Let’s create some dummy data.
import pandas as pd
from timeit import timeit
import re
taste = ['sweet','sour','sweet','bitter']
color = ['red','green','yellow','red']
secondary_color = ['green','red','brown','orange']
fruit = ['apple','pear','banana','cherry']
data = {'taste': taste, 'color': color, 'fruit': fruit, 'secondary_color': secondary_color}
df = pd.DataFrame(data)
Let’s say we are trying to select the columns that contain the world ‘color’. Here’s a solution I found on the web. By converting the column names to a pandas series and using its vectorized string operations we can filter the columns names using the contains() functions. This solution is not particularly fast: 1.12 milliseconds.
%%timeit
df[df.columns[df.columns.to_series().str.contains('color')]] # Vectorized string operations
We can do better. And when I think about speed, I think about list comprehension. Here, we use re’s search function to find a particular substring while looping over each and every column name: 730 nanoseconds.
%%timeit
df[df.columns[[bool(re.compile('color').search(x)) for x in df.columns.values]]]

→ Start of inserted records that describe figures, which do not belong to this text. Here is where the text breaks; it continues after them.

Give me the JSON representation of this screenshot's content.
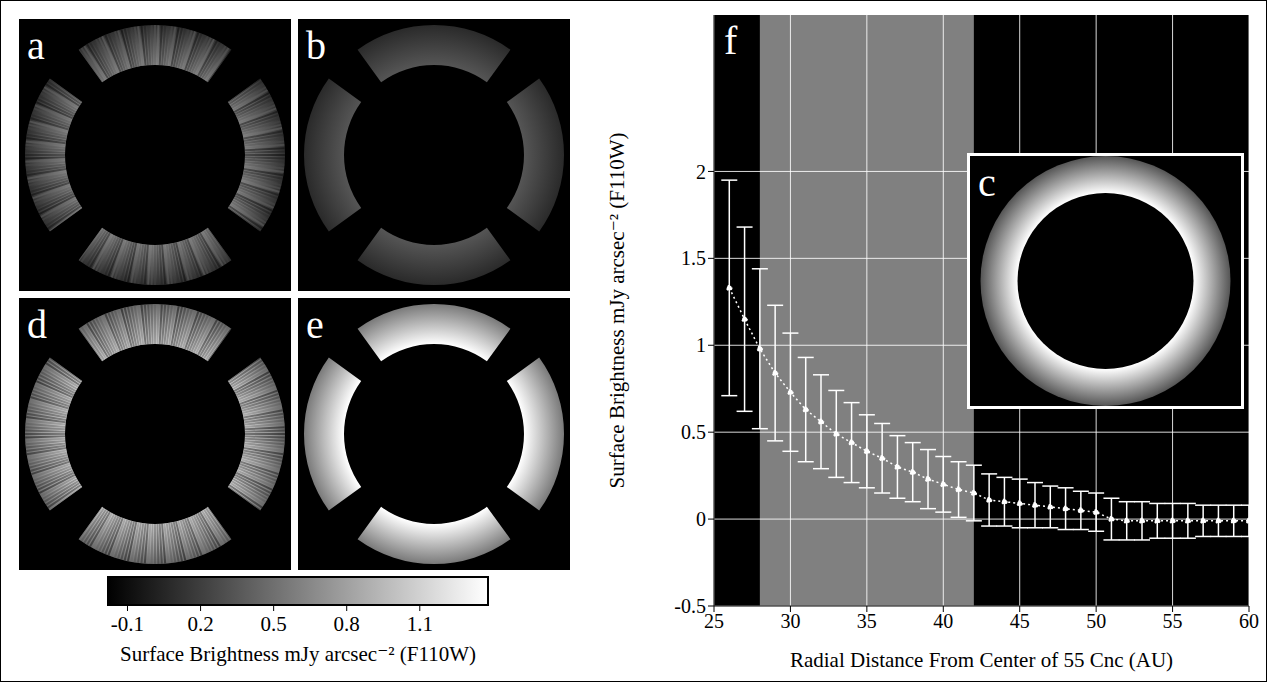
{
  "panels": [
    {
      "label": "a"
    },
    {
      "label": "b"
    },
    {
      "label": "d"
    },
    {
      "label": "e"
    }
  ],
  "colorbar": {
    "label": "Surface Brightness mJy arcsec⁻² (F110W)",
    "range": [
      -0.18,
      1.38
    ],
    "ticks": [
      -0.1,
      0.2,
      0.5,
      0.8,
      1.1
    ]
  },
  "chart_data": {
    "type": "line",
    "panel_label": "f",
    "inset_label": "c",
    "x_label": "Radial Distance From Center of 55 Cnc (AU)",
    "y_label": "Surface Brightness mJy arcsec⁻² (F110W)",
    "x": [
      26,
      27,
      28,
      29,
      30,
      31,
      32,
      33,
      34,
      35,
      36,
      37,
      38,
      39,
      40,
      41,
      42,
      43,
      44,
      45,
      46,
      47,
      48,
      49,
      50,
      51,
      52,
      53,
      54,
      55,
      56,
      57,
      58,
      59,
      60
    ],
    "values": [
      1.33,
      1.15,
      0.98,
      0.84,
      0.73,
      0.63,
      0.56,
      0.49,
      0.44,
      0.39,
      0.35,
      0.3,
      0.27,
      0.23,
      0.2,
      0.17,
      0.15,
      0.11,
      0.1,
      0.09,
      0.08,
      0.07,
      0.06,
      0.05,
      0.04,
      0.0,
      -0.01,
      -0.01,
      -0.01,
      -0.01,
      -0.01,
      -0.01,
      -0.01,
      -0.01,
      -0.01
    ],
    "errors": [
      0.62,
      0.53,
      0.46,
      0.39,
      0.34,
      0.3,
      0.27,
      0.25,
      0.23,
      0.21,
      0.2,
      0.18,
      0.17,
      0.17,
      0.16,
      0.16,
      0.16,
      0.15,
      0.14,
      0.14,
      0.13,
      0.12,
      0.12,
      0.11,
      0.11,
      0.12,
      0.11,
      0.11,
      0.1,
      0.1,
      0.1,
      0.09,
      0.09,
      0.09,
      0.09
    ],
    "shaded_region": [
      28,
      42
    ],
    "xlim": [
      25,
      60
    ],
    "xticks": [
      25,
      30,
      35,
      40,
      45,
      50,
      55,
      60
    ],
    "ylim": [
      -0.5,
      2.9
    ],
    "yticks": [
      -0.5,
      0,
      0.5,
      1,
      1.5,
      2
    ],
    "grid": true,
    "color": "#ffffff",
    "marker": "circle",
    "line_style": "dotted"
  }
}
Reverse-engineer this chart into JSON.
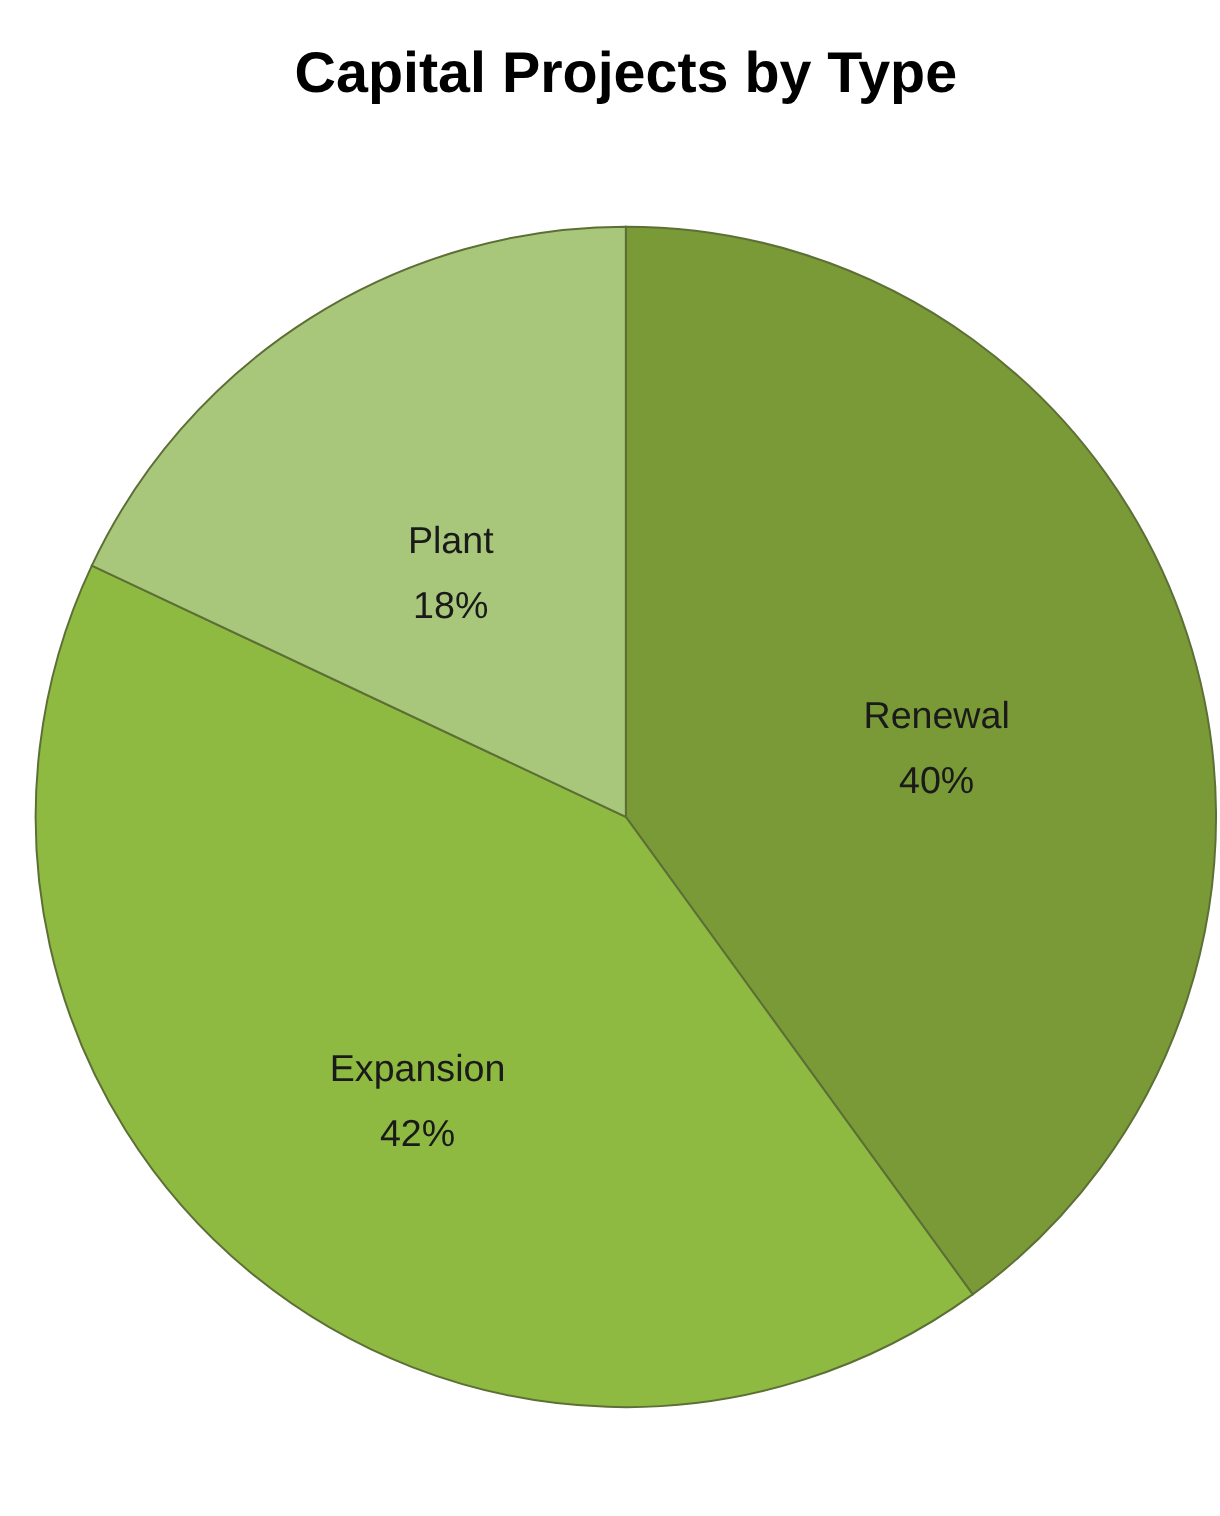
{
  "chart_data": {
    "type": "pie",
    "title": "Capital Projects by Type",
    "categories": [
      "Renewal",
      "Expansion",
      "Plant"
    ],
    "values": [
      40,
      42,
      18
    ],
    "colors": [
      "#7a9a38",
      "#8fba42",
      "#a8c77a"
    ],
    "value_labels": [
      "40%",
      "42%",
      "18%"
    ]
  }
}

But we can do even better. Apparently, pandas has a built-in solution. It’s the filter() function. By using the like parameter, we set a filter that looks for partial matches. The result: 540 nanoseconds. That’s 26% faster than the list comprehension, and 52% faster than the vectorized string operations.
%%timeit
df_colors = df.filter(like='color')
Great success!
MERTYHR955465MAVNGHJTH
Your article helped me a lot, is there any more related content? Thanks!
Thank you for your sharing. I am worried that I lack creative ideas. It is your article that makes me full of hope. Thank you. But, I have a question, can you help me?